Apple weist die Vorwürfe von Spotify zurück. Der schwedische Streamingdienst sei nur durch den Apple Store so groß geworden, entgegnet der Konzern aus Kalifornien. „Sie wollen alle Vorteile des App Stores, aber denken, sie müssten dafür nichts bezahlen“, erklärte ein Unternehmenssprecher.
Es ist für Gutiérrez nicht die erste juristische Auseinandersetzung, bei der es um Wettbewerbsregeln geht. Der Rechtsanwalt, der zunächst in Venezuela Jura studierte, dann seine akademische Ausbildung an der Harvard Law School und in Miami fortsetzte, arbeitete 17 Jahre lang bei Microsoft. In dieser Zeit musste er viele Angriffe auf den Softwareriesen abwehren, Microsoft geriet immer wieder in die Schlagzeilen, weil der Konzern in seinem Betriebssystem Windows den eigenen Browser bevorzugte und Konkurrenzprodukte benachteiligte.
In dieser Zeit machte sich Gutiérrez einen Namen als fairer, aber äußerst harter Anwalt.
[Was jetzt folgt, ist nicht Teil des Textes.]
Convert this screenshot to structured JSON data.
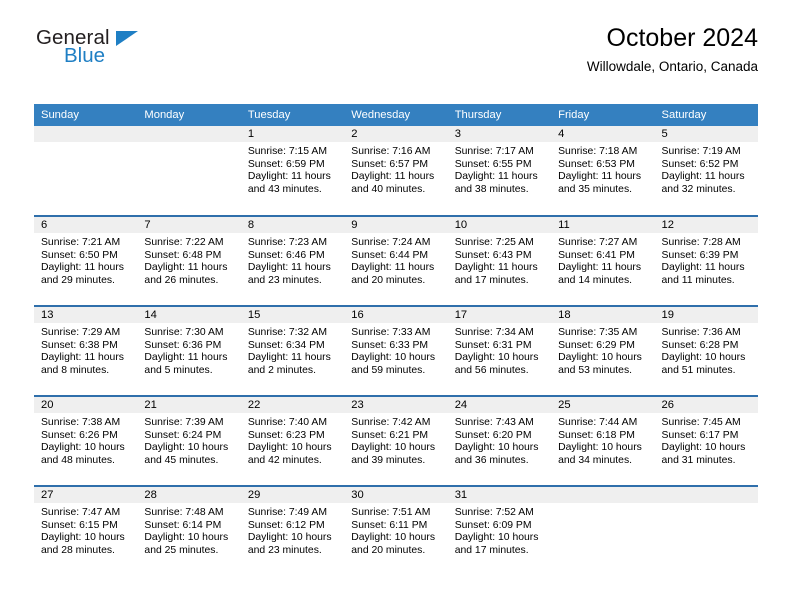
{
  "brand": {
    "name_part1": "General",
    "name_part2": "Blue",
    "triangle_icon": "triangle-icon",
    "accent_color": "#1f7fc4"
  },
  "header": {
    "title": "October 2024",
    "subtitle": "Willowdale, Ontario, Canada"
  },
  "theme": {
    "header_row_bg": "#3480c0",
    "row_divider": "#2f6fab",
    "daynum_band_bg": "#efefef",
    "text": "#000000"
  },
  "weekday_headers": [
    "Sunday",
    "Monday",
    "Tuesday",
    "Wednesday",
    "Thursday",
    "Friday",
    "Saturday"
  ],
  "weeks": [
    [
      {
        "day": "",
        "sunrise": "",
        "sunset": "",
        "daylight_l1": "",
        "daylight_l2": ""
      },
      {
        "day": "",
        "sunrise": "",
        "sunset": "",
        "daylight_l1": "",
        "daylight_l2": ""
      },
      {
        "day": "1",
        "sunrise": "Sunrise: 7:15 AM",
        "sunset": "Sunset: 6:59 PM",
        "daylight_l1": "Daylight: 11 hours",
        "daylight_l2": "and 43 minutes."
      },
      {
        "day": "2",
        "sunrise": "Sunrise: 7:16 AM",
        "sunset": "Sunset: 6:57 PM",
        "daylight_l1": "Daylight: 11 hours",
        "daylight_l2": "and 40 minutes."
      },
      {
        "day": "3",
        "sunrise": "Sunrise: 7:17 AM",
        "sunset": "Sunset: 6:55 PM",
        "daylight_l1": "Daylight: 11 hours",
        "daylight_l2": "and 38 minutes."
      },
      {
        "day": "4",
        "sunrise": "Sunrise: 7:18 AM",
        "sunset": "Sunset: 6:53 PM",
        "daylight_l1": "Daylight: 11 hours",
        "daylight_l2": "and 35 minutes."
      },
      {
        "day": "5",
        "sunrise": "Sunrise: 7:19 AM",
        "sunset": "Sunset: 6:52 PM",
        "daylight_l1": "Daylight: 11 hours",
        "daylight_l2": "and 32 minutes."
      }
    ],
    [
      {
        "day": "6",
        "sunrise": "Sunrise: 7:21 AM",
        "sunset": "Sunset: 6:50 PM",
        "daylight_l1": "Daylight: 11 hours",
        "daylight_l2": "and 29 minutes."
      },
      {
        "day": "7",
        "sunrise": "Sunrise: 7:22 AM",
        "sunset": "Sunset: 6:48 PM",
        "daylight_l1": "Daylight: 11 hours",
        "daylight_l2": "and 26 minutes."
      },
      {
        "day": "8",
        "sunrise": "Sunrise: 7:23 AM",
        "sunset": "Sunset: 6:46 PM",
        "daylight_l1": "Daylight: 11 hours",
        "daylight_l2": "and 23 minutes."
      },
      {
        "day": "9",
        "sunrise": "Sunrise: 7:24 AM",
        "sunset": "Sunset: 6:44 PM",
        "daylight_l1": "Daylight: 11 hours",
        "daylight_l2": "and 20 minutes."
      },
      {
        "day": "10",
        "sunrise": "Sunrise: 7:25 AM",
        "sunset": "Sunset: 6:43 PM",
        "daylight_l1": "Daylight: 11 hours",
        "daylight_l2": "and 17 minutes."
      },
      {
        "day": "11",
        "sunrise": "Sunrise: 7:27 AM",
        "sunset": "Sunset: 6:41 PM",
        "daylight_l1": "Daylight: 11 hours",
        "daylight_l2": "and 14 minutes."
      },
      {
        "day": "12",
        "sunrise": "Sunrise: 7:28 AM",
        "sunset": "Sunset: 6:39 PM",
        "daylight_l1": "Daylight: 11 hours",
        "daylight_l2": "and 11 minutes."
      }
    ],
    [
      {
        "day": "13",
        "sunrise": "Sunrise: 7:29 AM",
        "sunset": "Sunset: 6:38 PM",
        "daylight_l1": "Daylight: 11 hours",
        "daylight_l2": "and 8 minutes."
      },
      {
        "day": "14",
        "sunrise": "Sunrise: 7:30 AM",
        "sunset": "Sunset: 6:36 PM",
        "daylight_l1": "Daylight: 11 hours",
        "daylight_l2": "and 5 minutes."
      },
      {
        "day": "15",
        "sunrise": "Sunrise: 7:32 AM",
        "sunset": "Sunset: 6:34 PM",
        "daylight_l1": "Daylight: 11 hours",
        "daylight_l2": "and 2 minutes."
      },
      {
        "day": "16",
        "sunrise": "Sunrise: 7:33 AM",
        "sunset": "Sunset: 6:33 PM",
        "daylight_l1": "Daylight: 10 hours",
        "daylight_l2": "and 59 minutes."
      },
      {
        "day": "17",
        "sunrise": "Sunrise: 7:34 AM",
        "sunset": "Sunset: 6:31 PM",
        "daylight_l1": "Daylight: 10 hours",
        "daylight_l2": "and 56 minutes."
      },
      {
        "day": "18",
        "sunrise": "Sunrise: 7:35 AM",
        "sunset": "Sunset: 6:29 PM",
        "daylight_l1": "Daylight: 10 hours",
        "daylight_l2": "and 53 minutes."
      },
      {
        "day": "19",
        "sunrise": "Sunrise: 7:36 AM",
        "sunset": "Sunset: 6:28 PM",
        "daylight_l1": "Daylight: 10 hours",
        "daylight_l2": "and 51 minutes."
      }
    ],
    [
      {
        "day": "20",
        "sunrise": "Sunrise: 7:38 AM",
        "sunset": "Sunset: 6:26 PM",
        "daylight_l1": "Daylight: 10 hours",
        "daylight_l2": "and 48 minutes."
      },
      {
        "day": "21",
        "sunrise": "Sunrise: 7:39 AM",
        "sunset": "Sunset: 6:24 PM",
        "daylight_l1": "Daylight: 10 hours",
        "daylight_l2": "and 45 minutes."
      },
      {
        "day": "22",
        "sunrise": "Sunrise: 7:40 AM",
        "sunset": "Sunset: 6:23 PM",
        "daylight_l1": "Daylight: 10 hours",
        "daylight_l2": "and 42 minutes."
      },
      {
        "day": "23",
        "sunrise": "Sunrise: 7:42 AM",
        "sunset": "Sunset: 6:21 PM",
        "daylight_l1": "Daylight: 10 hours",
        "daylight_l2": "and 39 minutes."
      },
      {
        "day": "24",
        "sunrise": "Sunrise: 7:43 AM",
        "sunset": "Sunset: 6:20 PM",
        "daylight_l1": "Daylight: 10 hours",
        "daylight_l2": "and 36 minutes."
      },
      {
        "day": "25",
        "sunrise": "Sunrise: 7:44 AM",
        "sunset": "Sunset: 6:18 PM",
        "daylight_l1": "Daylight: 10 hours",
        "daylight_l2": "and 34 minutes."
      },
      {
        "day": "26",
        "sunrise": "Sunrise: 7:45 AM",
        "sunset": "Sunset: 6:17 PM",
        "daylight_l1": "Daylight: 10 hours",
        "daylight_l2": "and 31 minutes."
      }
    ],
    [
      {
        "day": "27",
        "sunrise": "Sunrise: 7:47 AM",
        "sunset": "Sunset: 6:15 PM",
        "daylight_l1": "Daylight: 10 hours",
        "daylight_l2": "and 28 minutes."
      },
      {
        "day": "28",
        "sunrise": "Sunrise: 7:48 AM",
        "sunset": "Sunset: 6:14 PM",
        "daylight_l1": "Daylight: 10 hours",
        "daylight_l2": "and 25 minutes."
      },
      {
        "day": "29",
        "sunrise": "Sunrise: 7:49 AM",
        "sunset": "Sunset: 6:12 PM",
        "daylight_l1": "Daylight: 10 hours",
        "daylight_l2": "and 23 minutes."
      },
      {
        "day": "30",
        "sunrise": "Sunrise: 7:51 AM",
        "sunset": "Sunset: 6:11 PM",
        "daylight_l1": "Daylight: 10 hours",
        "daylight_l2": "and 20 minutes."
      },
      {
        "day": "31",
        "sunrise": "Sunrise: 7:52 AM",
        "sunset": "Sunset: 6:09 PM",
        "daylight_l1": "Daylight: 10 hours",
        "daylight_l2": "and 17 minutes."
      },
      {
        "day": "",
        "sunrise": "",
        "sunset": "",
        "daylight_l1": "",
        "daylight_l2": ""
      },
      {
        "day": "",
        "sunrise": "",
        "sunset": "",
        "daylight_l1": "",
        "daylight_l2": ""
      }
    ]
  ]
}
Seit 2016 ist er der Chefjurist von Spotify. Von seinem Büro in Miami aus verhandelt er mit den Großen der Musikbranche, mit Warner, Universal, Sony und anderen über Rechte- und Lizenzfragen für Musik, Podcasts und Videos. Außerdem ist er bei Spotify für Regulierungsfragen verantwortlich, Regierungen sind sein Gegenüber.
Das Onlinemagazin „Billboard“, das seit Jahrzehnten das Sprachrohr der internationalen Musikbranche ist und regelmäßig die Charts veröffentlicht, präsentiert seit Langem auch „Billboard’s Power 100-Liste“. In ihr werden einmal jährlich die einflussreichsten Menschen der Musikindustrie aufgeführt. Horacio Gutiérrez hat einen Stammplatz. Und damit nicht genug: „Billboard“ bezeichnet ihn als einen der Topjuristen in der Musikindustrie. Keine guten Aussichten für Apple und Co.